私自身、今まで一度もこんな発言をしたことがない!とは言い切れません。
悪意や否定の気持ちがなくとも、これまで学校などで茶化して使った言葉がもしかするとその場にいた誰かを傷つけていたかもしれません。
そういった行動に「SOGIハラ」という名前が付きました。
性的指向と性自認を示す言葉
「SOGI」は「Sexual Orientation(性的指向)」と「Gender Identity(性自認)」の頭文字で、好きになる性と自己認識する性を示す言葉として国際的に使われています。
被害者が性的少数者かどうかを考慮せずに差別的な言動をしたり、性的指向を許可なく公表したり、望まない性別の服装を強要したりするのが、SOGIハラとされます。
2017年 3月に行われた「レインボー国会」にて、実態を知ってもらうためにこの名前が付けられました。
”アウティング”というSOGIハラ
2016年、一橋大学の学生が自らの同性愛を知人に告白し、それを受けた知人が暴露(アウティング)したことにより同性愛の学生が投身自殺を図った事件がありました。
”アウティング”とは、「本人の了解を得ず、公にしていない性的指向や性自認を暴露すること」を言います。
LGBTという言葉はこのところ、世間に馴染みつつありますが、それでも性的少数者の多くが自らの性的指向をオープンにせずに生活をしています。
しかし、「自らを知ってほしい。本当の自分を偽ることなく生きてみたい」という思いから、信頼できる身近な友人や家族に告白(カミングアウト)する人も増えてきています。
皆さんは、もし自分のとても身近な人から、「僕(私)はゲイ(レズビアン)なんです」と言われたとしたら、どうしますか?

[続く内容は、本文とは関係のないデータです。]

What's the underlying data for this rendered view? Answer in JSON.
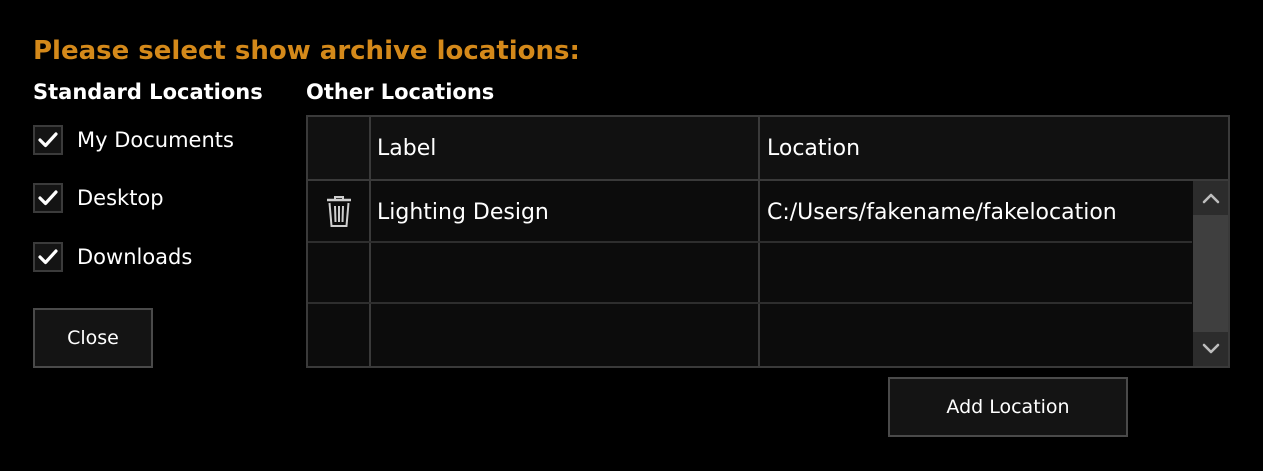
{
  "dialog": {
    "title": "Please select show archive locations:",
    "accent_color": "#d4891a"
  },
  "standard_locations": {
    "heading": "Standard Locations",
    "items": [
      {
        "label": "My Documents",
        "checked": true
      },
      {
        "label": "Desktop",
        "checked": true
      },
      {
        "label": "Downloads",
        "checked": true
      }
    ]
  },
  "other_locations": {
    "heading": "Other Locations",
    "columns": [
      "",
      "Label",
      "Location"
    ],
    "rows": [
      {
        "icon": "trash-icon",
        "label": "Lighting Design",
        "location": "C:/Users/fakename/fakelocation"
      },
      {
        "icon": "",
        "label": "",
        "location": ""
      },
      {
        "icon": "",
        "label": "",
        "location": ""
      }
    ]
  },
  "buttons": {
    "close": "Close",
    "add_location": "Add Location"
  },
  "icons": {
    "checkbox": "check-icon",
    "delete": "trash-icon",
    "scroll_up": "chevron-up-icon",
    "scroll_down": "chevron-down-icon"
  }
}
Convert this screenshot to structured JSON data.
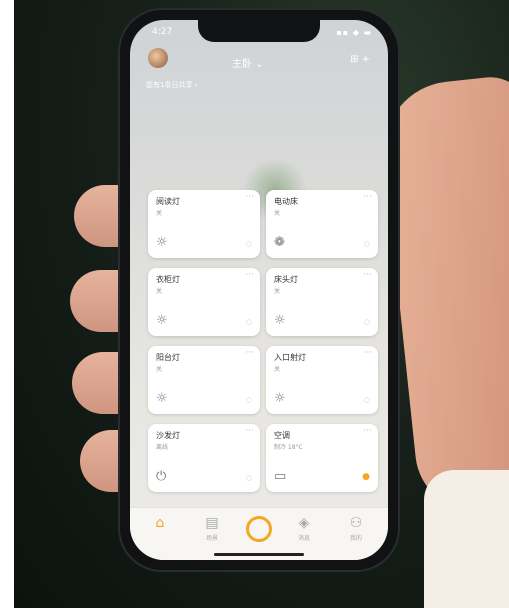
{
  "status": {
    "time": "4:27",
    "indicators": "▪▪ ◆ ▬"
  },
  "header": {
    "room": "主卧 ⌄",
    "subtitle": "您有1条日共享 ›",
    "icons": "⊞  +"
  },
  "cards": [
    {
      "name": "阅读灯",
      "state": "关",
      "icon": "☼",
      "toggle": "○",
      "on": false
    },
    {
      "name": "电动床",
      "state": "关",
      "icon": "❁",
      "toggle": "○",
      "on": false
    },
    {
      "name": "衣柜灯",
      "state": "关",
      "icon": "☼",
      "toggle": "○",
      "on": false
    },
    {
      "name": "床头灯",
      "state": "关",
      "icon": "☼",
      "toggle": "○",
      "on": false
    },
    {
      "name": "阳台灯",
      "state": "关",
      "icon": "☼",
      "toggle": "○",
      "on": false
    },
    {
      "name": "入口射灯",
      "state": "关",
      "icon": "☼",
      "toggle": "○",
      "on": false
    },
    {
      "name": "沙发灯",
      "state": "离线",
      "icon": "⏻",
      "toggle": "○",
      "on": false
    },
    {
      "name": "空调",
      "state": "制冷 18°C",
      "icon": "▭",
      "toggle": "●",
      "on": true
    }
  ],
  "tabs": [
    {
      "icon": "⌂",
      "label": ""
    },
    {
      "icon": "▤",
      "label": "场景"
    },
    {
      "icon": "",
      "label": ""
    },
    {
      "icon": "◈",
      "label": "消息"
    },
    {
      "icon": "⚇",
      "label": "我的"
    }
  ],
  "colors": {
    "accent": "#f5a623"
  }
}
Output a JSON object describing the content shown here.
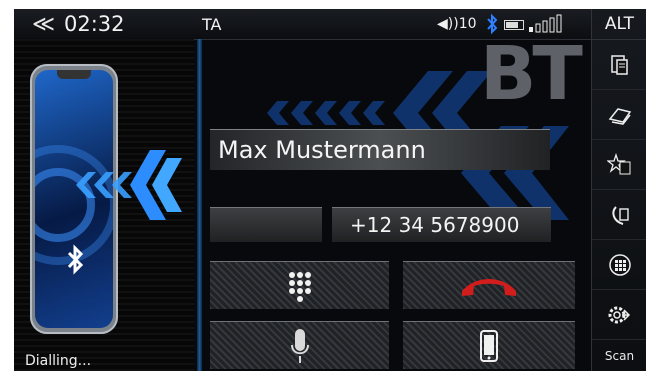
{
  "status_bar": {
    "back_symbol": "≪",
    "clock": "02:32",
    "ta_label": "TA",
    "volume_label": "◀))10"
  },
  "sidebar": {
    "alt_label": "ALT",
    "scan_label": "Scan"
  },
  "call": {
    "contact_name": "Max Mustermann",
    "phone_number": "+12 34 5678900",
    "status": "Dialling..."
  },
  "brand_mark": "BT",
  "icons": [
    "phonebook-icon",
    "contacts-book-icon",
    "favorites-icon",
    "recent-calls-icon",
    "keypad-icon",
    "settings-icon",
    "end-call-icon",
    "microphone-icon",
    "mobile-phone-icon",
    "bluetooth-icon"
  ],
  "colors": {
    "accent_blue": "#1f6fd0",
    "end_call_red": "#d21d1d",
    "background": "#07090c"
  }
}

ここでお伝えしたいのは、性的マイノリティーであることを「あなたに知ってほしい」と「みんなに知ってほしい」は違うということです。
突然のカミングアウトに戸惑うかもしれませんが、それは相手が「あなた」という人間を信頼しているから、勇気を持って打ち明けてくれたのでしょう。
もしも職場の同僚や、後輩の方からカミングアウトを受けたとしたら、世間一般のイメージや固定概念を取り払い、その人を一人の大切な友人として向き合って欲しいと思います。

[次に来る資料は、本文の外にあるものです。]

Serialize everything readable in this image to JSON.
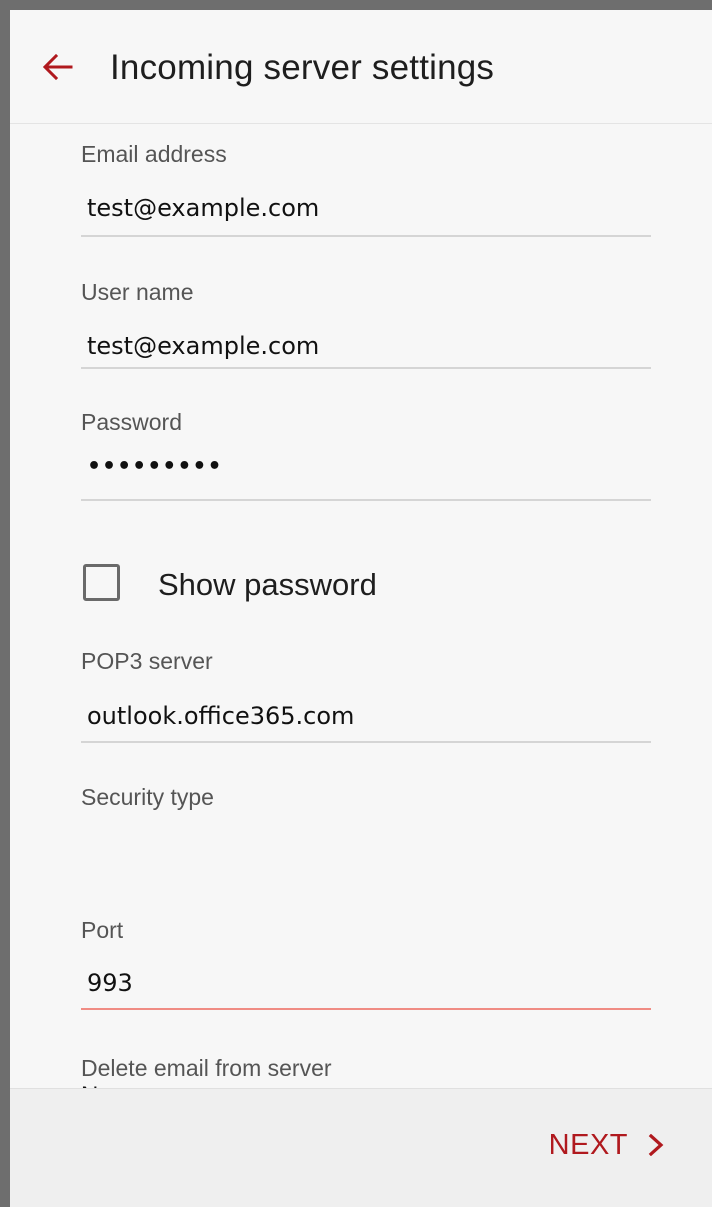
{
  "header": {
    "title": "Incoming server settings",
    "back_icon": "arrow-left-icon"
  },
  "form": {
    "email": {
      "label": "Email address",
      "value": "test@example.com"
    },
    "username": {
      "label": "User name",
      "value": "test@example.com"
    },
    "password": {
      "label": "Password",
      "value": "•••••••••"
    },
    "show_password": {
      "label": "Show password",
      "checked": false
    },
    "pop3_server": {
      "label": "POP3 server",
      "value": "outlook.office365.com"
    },
    "security_type": {
      "label": "Security type",
      "value": ""
    },
    "port": {
      "label": "Port",
      "value": "993"
    },
    "delete_email": {
      "label": "Delete email from server",
      "value_partial": "N"
    }
  },
  "footer": {
    "next_label": "NEXT",
    "next_icon": "chevron-right-icon"
  },
  "colors": {
    "accent": "#b0191e",
    "active_underline": "#f08c84",
    "background": "#f7f7f7"
  }
}
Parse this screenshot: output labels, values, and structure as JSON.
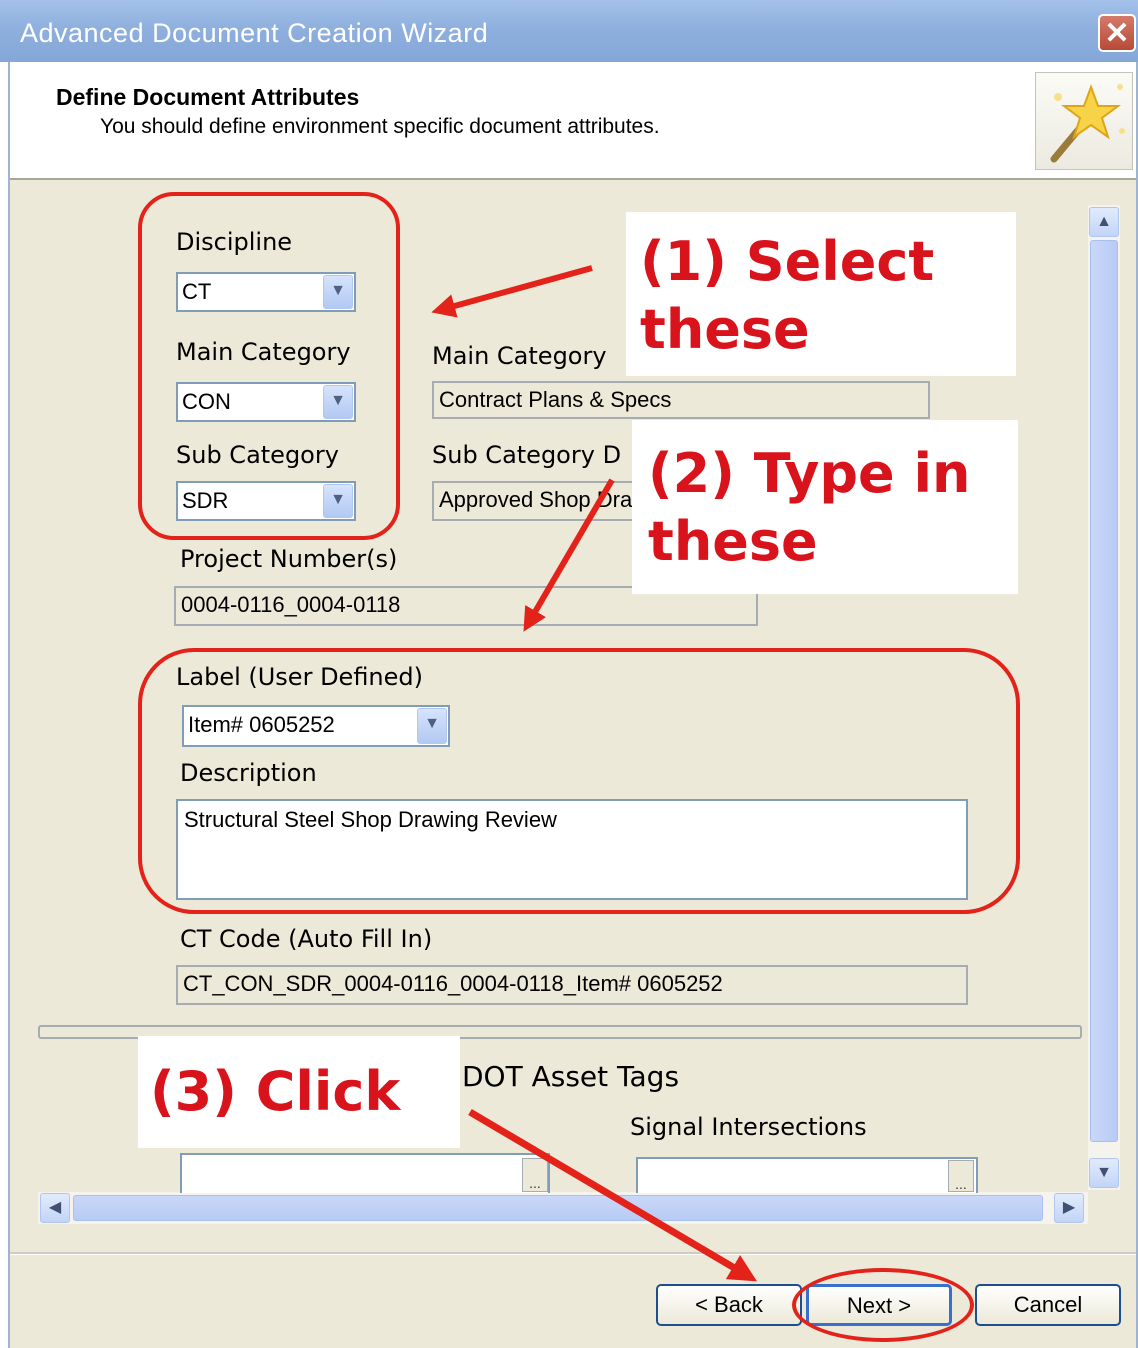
{
  "window": {
    "title": "Advanced Document Creation Wizard"
  },
  "header": {
    "title": "Define Document Attributes",
    "subtitle": "You should define environment specific document attributes."
  },
  "form": {
    "discipline_label": "Discipline",
    "discipline_value": "CT",
    "main_category_label": "Main Category",
    "main_category_value": "CON",
    "main_category_desc_label": "Main Category",
    "main_category_desc_value": "Contract Plans & Specs",
    "sub_category_label": "Sub Category",
    "sub_category_value": "SDR",
    "sub_category_desc_label": "Sub Category D",
    "sub_category_desc_value": "Approved Shop Draw",
    "project_numbers_label": "Project Number(s)",
    "project_numbers_value": "0004-0116_0004-0118",
    "label_label": "Label (User Defined)",
    "label_value": "Item# 0605252",
    "description_label": "Description",
    "description_value": "Structural Steel Shop Drawing Review",
    "ct_code_label": "CT Code (Auto Fill In)",
    "ct_code_value": "CT_CON_SDR_0004-0116_0004-0118_Item# 0605252",
    "asset_tags_label": "DOT Asset Tags",
    "signal_label": "Signal Intersections",
    "browse_label": "..."
  },
  "annotations": {
    "step1_line1": "(1) Select",
    "step1_line2": "these",
    "step2_line1": "(2) Type in",
    "step2_line2": "these",
    "step3": "(3) Click"
  },
  "buttons": {
    "back": "< Back",
    "next": "Next >",
    "cancel": "Cancel"
  },
  "colors": {
    "annotation_red": "#e32219",
    "title_bar": "#8fb0de",
    "dialog_bg": "#ece9d8"
  }
}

カミングアウトに対して、受け入れ、理解をしてくれる人がいるだけで、性的マイノリティーの方にとっては、自分らしく自信をもって生きていく力になるでしょう。
そして、そういった方の存在によって、マイノリティーとマジョリティー(多数派)の垣根をなくすことができるのです。
日本は少しづつ変化している
先日、東京・渋谷区に移転・新装オープンした大手ディスカウントショップ、ドン・キホーテに「ALL GENDER用トイレ」が設置されたことが話題となりました。
渋谷区では同性パートナーシップ条例に基づき、「区民および事業者はパートナーシップ証明に最大限配慮しなければならない」としています。

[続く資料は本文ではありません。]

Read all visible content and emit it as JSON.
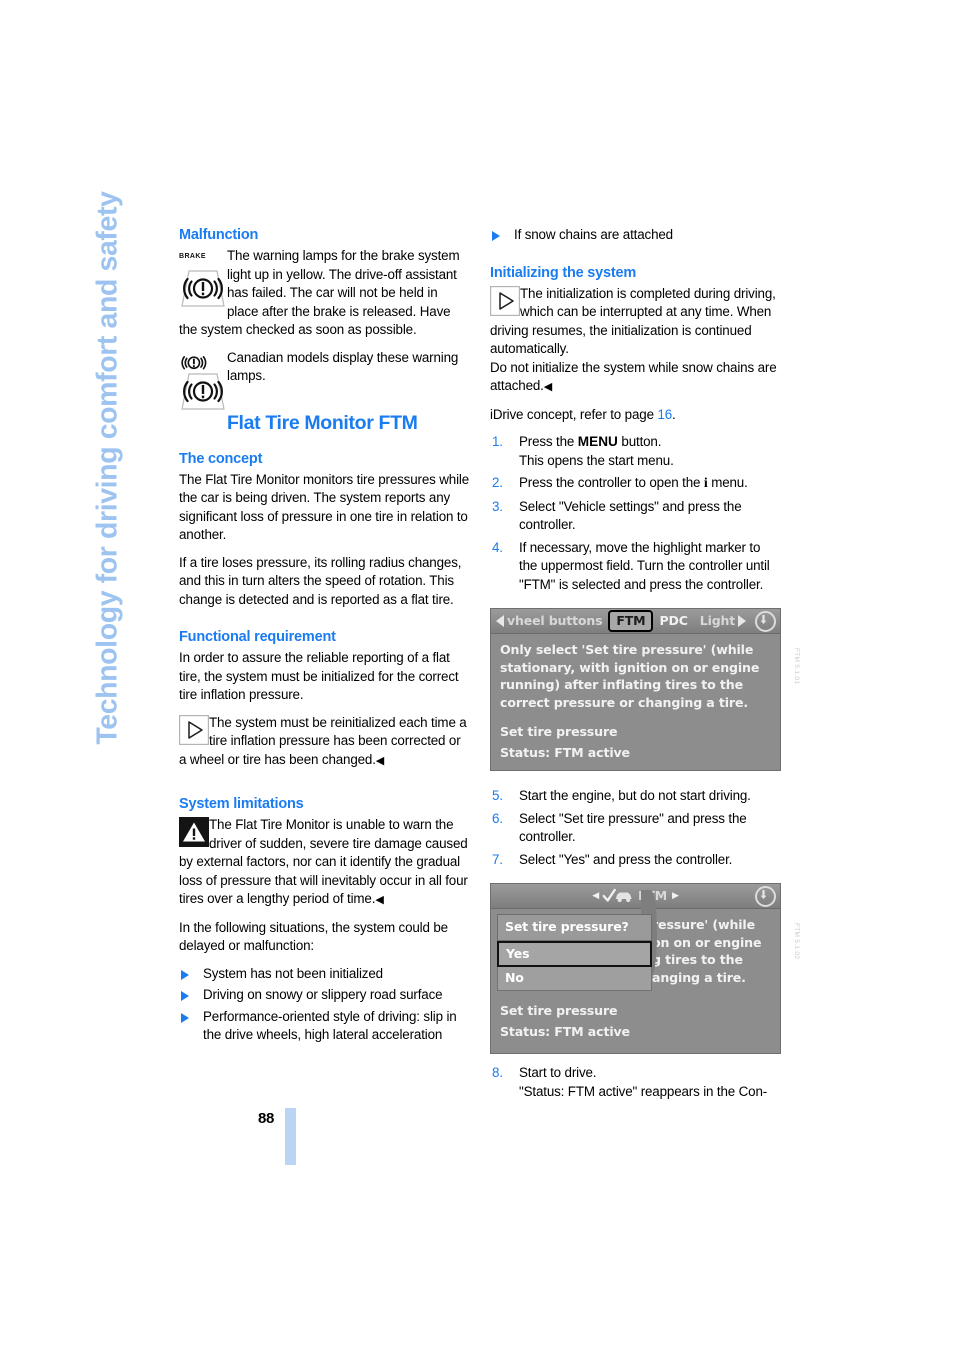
{
  "chapter": {
    "vertical_title": "Technology for driving comfort and safety"
  },
  "page": {
    "number": "88"
  },
  "left_column": {
    "malfunction_heading": "Malfunction",
    "brake_lamp_label": "BRAKE",
    "malfunction_note": "The warning lamps for the brake system light up in yellow. The drive-off assistant has failed. The car will not be held in place after the brake is released. Have the system checked as soon as possible.",
    "canadian_note": "Canadian models display these warning lamps.",
    "ftm_heading": "Flat Tire Monitor FTM",
    "concept_heading": "The concept",
    "concept_p1": "The Flat Tire Monitor monitors tire pressures while the car is being driven. The system reports any significant loss of pressure in one tire in relation to another.",
    "concept_p2": "If a tire loses pressure, its rolling radius changes, and this in turn alters the speed of rotation. This change is detected and is reported as a flat tire.",
    "functional_heading": "Functional requirement",
    "functional_p1": "In order to assure the reliable reporting of a flat tire, the system must be initialized for the correct tire inflation pressure.",
    "functional_note": "The system must be reinitialized each time a tire inflation pressure has been corrected or a wheel or tire has been changed.",
    "limitations_heading": "System limitations",
    "limitations_warning": "The Flat Tire Monitor is unable to warn the driver of sudden, severe tire damage caused by external factors, nor can it identify the gradual loss of pressure that will inevitably occur in all four tires over a lengthy period of time.",
    "limitations_intro": "In the following situations, the system could be delayed or malfunction:",
    "limitations_items": [
      "System has not been initialized",
      "Driving on snowy or slippery road surface",
      "Performance-oriented style of driving: slip in the drive wheels, high lateral acceleration"
    ]
  },
  "right_column": {
    "continued_bullet": "If snow chains are attached",
    "initializing_heading": "Initializing the system",
    "initializing_note": "The initialization is completed during driving, which can be interrupted at any time. When driving resumes, the initialization is continued automatically.",
    "initializing_note2": "Do not initialize the system while snow chains are attached.",
    "idrive_ref_prefix": "iDrive concept, refer to page ",
    "idrive_ref_page": "16",
    "idrive_ref_suffix": ".",
    "steps": [
      {
        "n": "1.",
        "lines": [
          "Press the MENU button.",
          "This opens the start menu."
        ],
        "has_menu_kbd": true
      },
      {
        "n": "2.",
        "lines": [
          "Press the controller to open the i menu."
        ],
        "has_info_i": true
      },
      {
        "n": "3.",
        "lines": [
          "Select \"Vehicle settings\" and press the controller."
        ]
      },
      {
        "n": "4.",
        "lines": [
          "If necessary, move the highlight marker to the uppermost field. Turn the controller until \"FTM\" is selected and press the controller."
        ]
      },
      {
        "n": "5.",
        "lines": [
          "Start the engine, but do not start driving."
        ]
      },
      {
        "n": "6.",
        "lines": [
          "Select \"Set tire pressure\" and press the controller."
        ]
      },
      {
        "n": "7.",
        "lines": [
          "Select \"Yes\" and press the controller."
        ]
      },
      {
        "n": "8.",
        "lines": [
          "Start to drive.",
          "\"Status: FTM active\" reappears in the Con-"
        ]
      }
    ]
  },
  "idrive_screen_1": {
    "tabs": {
      "left_truncated": "vheel buttons",
      "selected": "FTM",
      "tab2": "PDC",
      "tab3_truncated": "Light"
    },
    "body_text": "Only select  'Set tire pressure' (while stationary, with ignition on or engine running) after inflating tires to the correct pressure or changing a tire.",
    "menu_item": "Set tire pressure",
    "status": "Status: FTM active",
    "caption": "FTM 5.1.01"
  },
  "idrive_screen_2": {
    "title": "FTM",
    "popup_title": "Set tire pressure?",
    "popup_options": [
      "Yes",
      "No"
    ],
    "background_text_lines": [
      "ressure' (while",
      "on on or engine",
      "g tires to the",
      "anging a tire."
    ],
    "menu_item": "Set tire pressure",
    "status": "Status:  FTM active",
    "caption": "FTM 5.1.02"
  },
  "colors": {
    "heading_blue": "#1a7cf0",
    "chapter_blue": "#9dc3f0",
    "page_bar_blue": "#bad4f5",
    "display_gray": "#8d8d8d"
  }
}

また、2013年より代々木公園・渋谷にて行われているTokyo Rainbow Prideの盛況等、世間が少しづつ変化していることを肌で感じます。
今の日本ではまだLGBT、性的少数者のトピックを公に扱うことが難しい現状があることは否めません。
LGBTだけでなく、すべての事象において万人が受け入れられるということはあり得ないためです。
ただ、”マイノリティの問題だから触れづらい”と腫れ物を扱うようにするのではなく、一人ひとりの顔が違うように、個人の特性として向き合える社会になっていって欲しいと思います。
例えば、女優のアンジェリーナ・ジョリーさんや歌手のレディ・ガガさんなどがLGBTに関して公表、また受け入れることを公言していますが、著名人がメディアで公言すれば、世間にとって大きな影響力となります。
特別に肯定する必要は勿論ないですが、職場やプライベートでLGBT、性的少数者について偏ったイメージを持つことや、否定するような発言をなくしていくだけでも、”SOGIハラ”となるリスクは減らせると思います。
焦る必要はありませんが、一歩ずつでも変化する必要はあると思います。
かつて女性に参政権がなかったように、黒人と白人が共に生活することがあり得なかったように、いつか性別などにとらわれない時代が、必ず訪れると思います。
受け入れる声が多くなったその時に、社会が自然と変わっていることを理想に描いて、私たちが今できることから始めて貰えたら、と願っています。